I piazzisti della parola

Il clima elettorale imperversa. Le propagande sono da poco iniziate ed è già un florilegio di accuse, recriminazioni, sgomitate, arrembaggi, pulizie di settore, distinguo così sottili che finanche i leader fanno fatica a ricordarseli. E questo è anche il momento in cui i piazzisti della politica, quelli cui sono affidati i nostri soldi, le nostre speranze di impiego o quelle di un futuro dignitoso, tirano fuori le loro promesse impossibili. Fatte apposte per stupire, per aggregare, per convincere i disillusi, svegliare gli annoiati.

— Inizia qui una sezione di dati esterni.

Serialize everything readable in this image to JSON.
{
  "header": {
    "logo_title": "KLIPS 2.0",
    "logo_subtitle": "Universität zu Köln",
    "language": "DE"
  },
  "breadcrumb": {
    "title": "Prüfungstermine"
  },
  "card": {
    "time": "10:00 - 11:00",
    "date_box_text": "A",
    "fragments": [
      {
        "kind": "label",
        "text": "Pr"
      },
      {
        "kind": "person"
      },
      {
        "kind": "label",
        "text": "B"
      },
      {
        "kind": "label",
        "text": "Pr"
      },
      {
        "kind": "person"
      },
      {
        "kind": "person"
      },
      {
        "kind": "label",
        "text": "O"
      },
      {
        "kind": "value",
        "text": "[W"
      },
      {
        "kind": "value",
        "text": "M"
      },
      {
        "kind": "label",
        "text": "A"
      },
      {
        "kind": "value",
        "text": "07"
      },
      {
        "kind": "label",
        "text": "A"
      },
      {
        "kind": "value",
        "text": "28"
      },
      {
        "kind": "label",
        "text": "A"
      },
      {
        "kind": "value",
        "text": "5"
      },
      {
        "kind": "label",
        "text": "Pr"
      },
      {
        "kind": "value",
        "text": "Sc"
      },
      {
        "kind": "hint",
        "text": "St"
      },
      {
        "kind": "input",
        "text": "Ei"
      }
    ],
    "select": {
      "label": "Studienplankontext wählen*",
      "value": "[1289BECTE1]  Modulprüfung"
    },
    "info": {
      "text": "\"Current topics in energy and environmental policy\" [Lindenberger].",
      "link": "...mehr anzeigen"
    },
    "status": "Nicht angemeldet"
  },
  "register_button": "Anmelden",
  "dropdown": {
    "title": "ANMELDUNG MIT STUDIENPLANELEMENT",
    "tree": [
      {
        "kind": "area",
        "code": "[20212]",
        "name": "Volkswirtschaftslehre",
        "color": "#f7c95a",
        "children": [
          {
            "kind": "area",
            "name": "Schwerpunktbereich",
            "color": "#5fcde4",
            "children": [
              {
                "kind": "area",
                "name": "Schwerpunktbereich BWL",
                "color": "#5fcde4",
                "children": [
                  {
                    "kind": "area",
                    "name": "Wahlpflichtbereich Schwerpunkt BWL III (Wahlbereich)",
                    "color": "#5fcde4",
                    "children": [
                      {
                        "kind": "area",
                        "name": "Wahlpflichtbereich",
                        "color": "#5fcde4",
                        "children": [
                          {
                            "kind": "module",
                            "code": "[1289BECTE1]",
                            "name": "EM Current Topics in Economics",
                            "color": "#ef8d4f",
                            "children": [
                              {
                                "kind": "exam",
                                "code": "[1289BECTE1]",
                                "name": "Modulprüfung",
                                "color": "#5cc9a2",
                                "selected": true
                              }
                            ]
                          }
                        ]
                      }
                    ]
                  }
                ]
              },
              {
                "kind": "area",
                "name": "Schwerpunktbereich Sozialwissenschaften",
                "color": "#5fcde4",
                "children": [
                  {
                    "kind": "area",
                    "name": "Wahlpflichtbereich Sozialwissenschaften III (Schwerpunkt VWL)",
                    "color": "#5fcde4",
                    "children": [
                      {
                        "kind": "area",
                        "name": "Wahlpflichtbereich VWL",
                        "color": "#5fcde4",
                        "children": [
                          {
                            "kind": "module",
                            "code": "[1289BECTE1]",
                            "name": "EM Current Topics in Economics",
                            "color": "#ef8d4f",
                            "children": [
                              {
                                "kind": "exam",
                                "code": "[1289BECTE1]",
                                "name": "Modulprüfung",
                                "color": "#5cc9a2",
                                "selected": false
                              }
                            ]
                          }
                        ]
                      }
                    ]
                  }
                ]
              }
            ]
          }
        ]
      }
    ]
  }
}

Si sente proclamare che quella tal imposta sarà abolita, senza poi dire quale altra tassa si dovranno per forza inventare per mantenere gli stessi sprechi che nessuno ha intenzione di eliminare. Il tesoretto sarà rimborsato. Poco importa se non esiste, se il debito pubblico se l’è già mangiato da tempo. I nostri contingenti militari a Kabul, armati di pacchettini di aiuti umanitari, non hanno fatto abbastanza o hanno fatto troppo, poco importa se ogni tanto ne muore qualcuno. L’aborto verrà usato come ariete per dimostrare che lo Stato è laico oppure non lo è affatto, poco importa se si deciderà sulla pelle delle donne. Il problema dei rifiuti verrà invece tramandato di governo in governo. Possono infatti sempre servire. Come moneta di scambio. Per dimostrare l’inefficienza degli altri. Chiunque siano gli altri. Anni fa venne promesso con prosopopea un milione di posti di lavoro. E già allora sembrò una patetica bufala. Ora si parla di due milioni e mezzo. ‘Venghino, signori venghino… chi offre di più?’